Frank Schacht (Welt Online) sucht nach Gründen für den Absturz des VW-Klubs: „Die Entscheider des Volkswagen-Konzerns hatten den langjährigen Manager von Hertha BSC Berlin an den Mittellandkanal gelockt, um einen Mangel an Fußball-Kompetenz in ihrem Haus zu beheben. Als Chef der Geschäftsführung der VfL Wolfsburg Fußball GmbH, die VW als Hauptsponsor mit Geld im Überfluss ausstattet, soll er Strukturen für dauerhaften Erfolg schaffen. […] Es bleibt abzuwarten, ob es bei leeren Drohungen bleibt oder die Macher in Wolfsburg nun endlich durchgreifen. Fakt ist: McClaren hat ein halbes Jahr lang vergeblich versucht, aus dem multikulturellen und teuren Ensemble des VfL eine Mannschaft zu formen. Und bei der wichtigsten Personalie, nämlich der des Spielmachers, ist offenbar ein grundlegender strategischer Fehler gemacht worden. Sie haben den nörgeligen Zvjezdan Misimovic, von dessen Vorlagen das auf die Angreifer Grafite und Edin Dzeko zugeschnittene Spiel lebte, ziehen lassen. Der Versuch, mit Diego einen begnadeten Dribbelkünstler die Arbeit von Misimovic fortführen zu lassen, ist jedoch von wenig Erfolg gekrönt. […] seine Auffassung von Fußball passt kaum zu der von Grafite und Dzeko, die mit schnellen Bällen versorgt werden wollen. […]“ Im Moment scheint es keine schnelle, bessere Lösung zu geben, wohl auch, „weil man in Wolfsburg ein Deja-vu-Erlebnis vermeiden will. Nach Hoeneß Amtsantritt vor einem Jahr hatte man zwei Spiele nach der Winterpause Trainer Armin Veh entlassen – um am Ende Achter zu werden.“

Das Unvermögen, etwas richtig auszudrücken

Mathias Koch (Tagesspiegel) verweist nach den Pokalsieg über Wolfsburg auf den gefährlichen Wahnsinn in der Lausitz: „Claus-Dieter Wollitz blieb der Jubelarie fern. Mit den Fans aus Cottbus, die am Mittwochabend mehrere Feuerwerkskörper gezündet hatten, wollte er nichts mehr zu tun haben. Stattdessen kritisierte er die eigene Fanszene hart. Vergleichbares hat es in Deutschland wohl noch nicht gegeben. Das mache so keinen Spaß mehr, sich bei jedem Auswärtsspiel zu schämen, sagte Wollitz.

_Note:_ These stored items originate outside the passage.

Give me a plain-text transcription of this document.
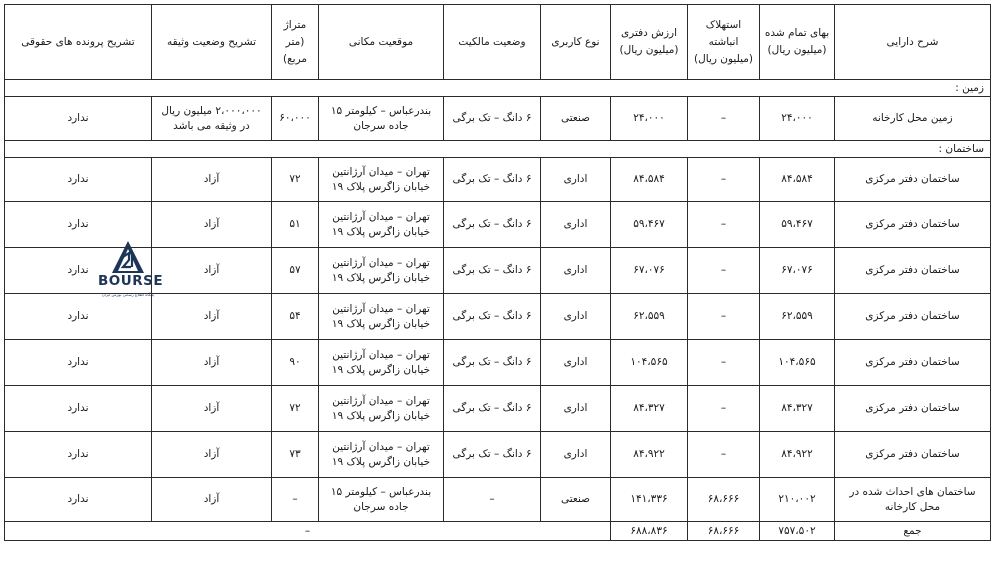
شرح دارایی	بهای تمام شده (میلیون ریال)	استهلاک انباشته (میلیون ریال)	ارزش دفتری (میلیون ریال)	نوع کاربری	وضعیت مالکیت	موقعیت مکانی	متراژ (متر مربع)	تشریح وضعیت وثیقه	تشریح پرونده های حقوقی
زمین :									
زمین محل کارخانه	۲۴،۰۰۰	–	۲۴،۰۰۰	صنعتی	۶ دانگ – تک برگی	بندرعباس – کیلومتر ۱۵ جاده سرجان	۶۰،۰۰۰	۲،۰۰۰،۰۰۰ میلیون ریال در وثیقه می باشد	ندارد
ساختمان :									
ساختمان دفتر مرکزی	۸۴،۵۸۴	–	۸۴،۵۸۴	اداری	۶ دانگ – تک برگی	تهران – میدان آرژانتین خیابان زاگرس پلاک ۱۹	۷۲	آزاد	ندارد
ساختمان دفتر مرکزی	۵۹،۴۶۷	–	۵۹،۴۶۷	اداری	۶ دانگ – تک برگی	تهران – میدان آرژانتین خیابان زاگرس پلاک ۱۹	۵۱	آزاد	ندارد
ساختمان دفتر مرکزی	۶۷،۰۷۶	–	۶۷،۰۷۶	اداری	۶ دانگ – تک برگی	تهران – میدان آرژانتین خیابان زاگرس پلاک ۱۹	۵۷	آزاد	ندارد
ساختمان دفتر مرکزی	۶۲،۵۵۹	–	۶۲،۵۵۹	اداری	۶ دانگ – تک برگی	تهران – میدان آرژانتین خیابان زاگرس پلاک ۱۹	۵۴	آزاد	ندارد
ساختمان دفتر مرکزی	۱۰۴،۵۶۵	–	۱۰۴،۵۶۵	اداری	۶ دانگ – تک برگی	تهران – میدان آرژانتین خیابان زاگرس پلاک ۱۹	۹۰	آزاد	ندارد
ساختمان دفتر مرکزی	۸۴،۳۲۷	–	۸۴،۳۲۷	اداری	۶ دانگ – تک برگی	تهران – میدان آرژانتین خیابان زاگرس پلاک ۱۹	۷۲	آزاد	ندارد
ساختمان دفتر مرکزی	۸۴،۹۲۲	–	۸۴،۹۲۲	اداری	۶ دانگ – تک برگی	تهران – میدان آرژانتین خیابان زاگرس پلاک ۱۹	۷۳	آزاد	ندارد
ساختمان های احداث شده در محل کارخانه	۲۱۰،۰۰۲	۶۸،۶۶۶	۱۴۱،۳۳۶	صنعتی	–	بندرعباس – کیلومتر ۱۵ جاده سرجان	–	آزاد	ندارد
جمع	۷۵۷،۵۰۲	۶۸،۶۶۶	۶۸۸،۸۳۶	–					
BOURSE
پایگاه اطلاع رسانی بورس ایران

Am Ende glaube er, dass das bewusst gegen sie und seine Person gemacht werde.“ […] Sein Vertrag läuft im Sommer aus. „Wollitz spricht über ein mögliches Ende seines Engagements in der Lausitz, vielleicht kokettiert er auch damit. Bei der impulsiven Art, die der Cottbuser Coach an den Tag legt, ist es manchmal schwer, das zu unterscheiden. Zumal es nicht das erste Mal ist, dass der 45-Jährige derlei Andeutungen verbreitet, obwohl er doch in Cottbus maßgeblich für den seit einiger Zeit vorgetragenen erfrischenden und erfolgreichen Fußball verantwortlich ist. […] Seit sich der Trainer vor ein paar Monaten für einen Verkauf der Namensrechte vom Stadion der Freundschaft aussprach, darf die Beziehung zum Anhang als gestört bezeichnet werden. Es rumort heftig. Die vorerst letzte Episode dessen konnte man in Wolfsburg beobachten, wo Wollitz in der Halbzeit zu den Cottbuser Zuschauern gestiefelt war, um sie wild gestikulierend zurechtzuweisen. Er habe sie gefragt, ob sie wahnsinnig seien. Ihre Leistung werde durch die Feuerwerkskörper zerstört, […] Warum wohl habe ihr Hauptsponsor gekündigt?“

Kap des Trainers (via Amazon)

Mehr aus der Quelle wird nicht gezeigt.